In response to the World Health Organisation's "test, test, test" advice to nations, India has maintained that there is no immediate need to escalate testing in the country.
However, WHO's Regional Director, in an interview to NDTV, has said random sampling is not enough to detect community transmission.
"Just random sampling is not enough to check community transmission. A comprehensive strategy is needed. Increase testing. Severe cases of respiratory issues should also be tested,"" said Poonam Khetrapal Singh, Regional Director of WHO.
"In our last letter to India we wrote that they should add private labs. The 51 accredited private labs that they are talking of right now...it will be better if even more are added," said Dr Singh.
The advice is "more and more testing", said the WHO representative.
Nearly 1,000 samples from 52 testing labs (20 from each lab) have been picked up from across India to check on community transmission. These are samples from people who have neither any travel history nor have they been in contact with anybody who has. But these people have symptoms related to respiratory issues, pneumonia and influenza like symptoms and are admitted in government hospitals.

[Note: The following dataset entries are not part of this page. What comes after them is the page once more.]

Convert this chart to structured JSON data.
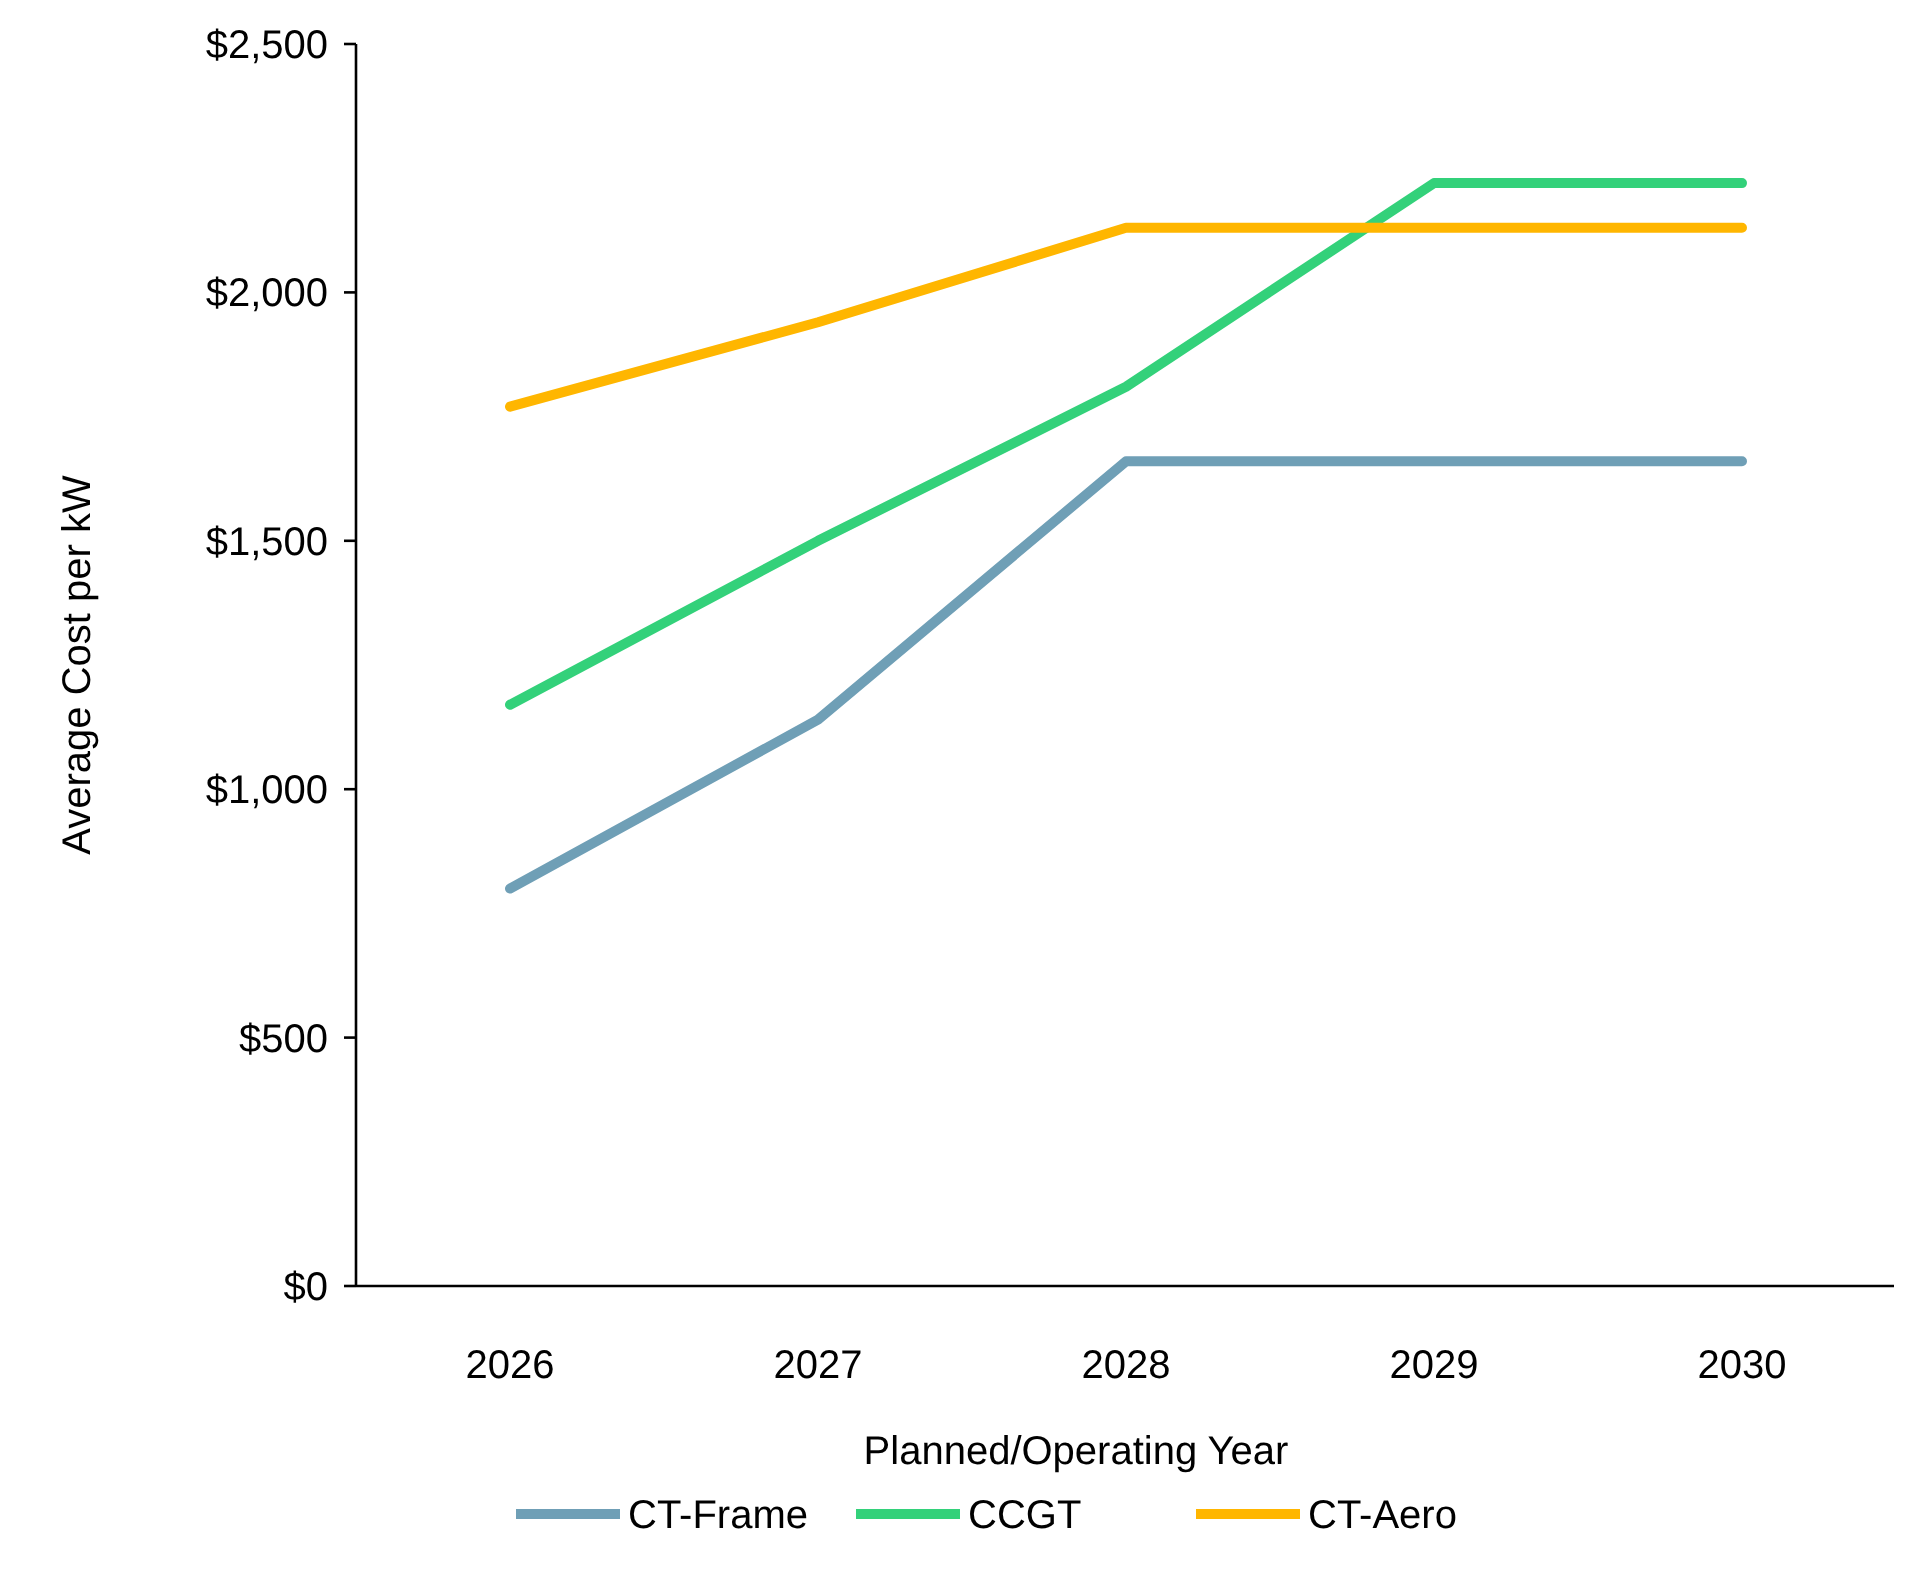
{
  "chart_data": {
    "type": "line",
    "xlabel": "Planned/Operating Year",
    "ylabel": "Average Cost per kW",
    "categories": [
      "2026",
      "2027",
      "2028",
      "2029",
      "2030"
    ],
    "series": [
      {
        "name": "CT-Frame",
        "color": "#6f9fb6",
        "values": [
          800,
          1140,
          1660,
          1660,
          1660
        ]
      },
      {
        "name": "CCGT",
        "color": "#33d17a",
        "values": [
          1170,
          1500,
          1810,
          2220,
          2220
        ]
      },
      {
        "name": "CT-Aero",
        "color": "#ffb600",
        "values": [
          1770,
          1940,
          2130,
          2130,
          2130
        ]
      }
    ],
    "ylim": [
      0,
      2500
    ],
    "yticks": [
      {
        "value": 0,
        "label": "$0"
      },
      {
        "value": 500,
        "label": "$500"
      },
      {
        "value": 1000,
        "label": "$1,000"
      },
      {
        "value": 1500,
        "label": "$1,500"
      },
      {
        "value": 2000,
        "label": "$2,000"
      },
      {
        "value": 2500,
        "label": "$2,500"
      }
    ],
    "grid": false,
    "legend": "bottom",
    "marker": "none",
    "line_style": "solid"
  }
}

ICMR said the first 500 samples had tested negative and results of the rest 500 samples will be out on Wednesday.
The government plans to pick up 20 samples from each lab across the country on a weekly basis to keep checking for community transmission and the government will keep changing its nationwide testing strategies based on the results, said ICMR chief Balram Bhargava.
Currently, there are 72 functioning labs across the country in the ICMR system and 49 more government labs will be active by end of this week. Officials say by the end of this week, India will have 121 labs for virus testing. While 119 of these labs will be capable of 180 tests per day, two rapid testing labs will be capable of carrying out 1,400 tests per day.
But experts worry it is far from enough.
Mass testing in other countries has led to a steep jump in the number of coronavirus cases.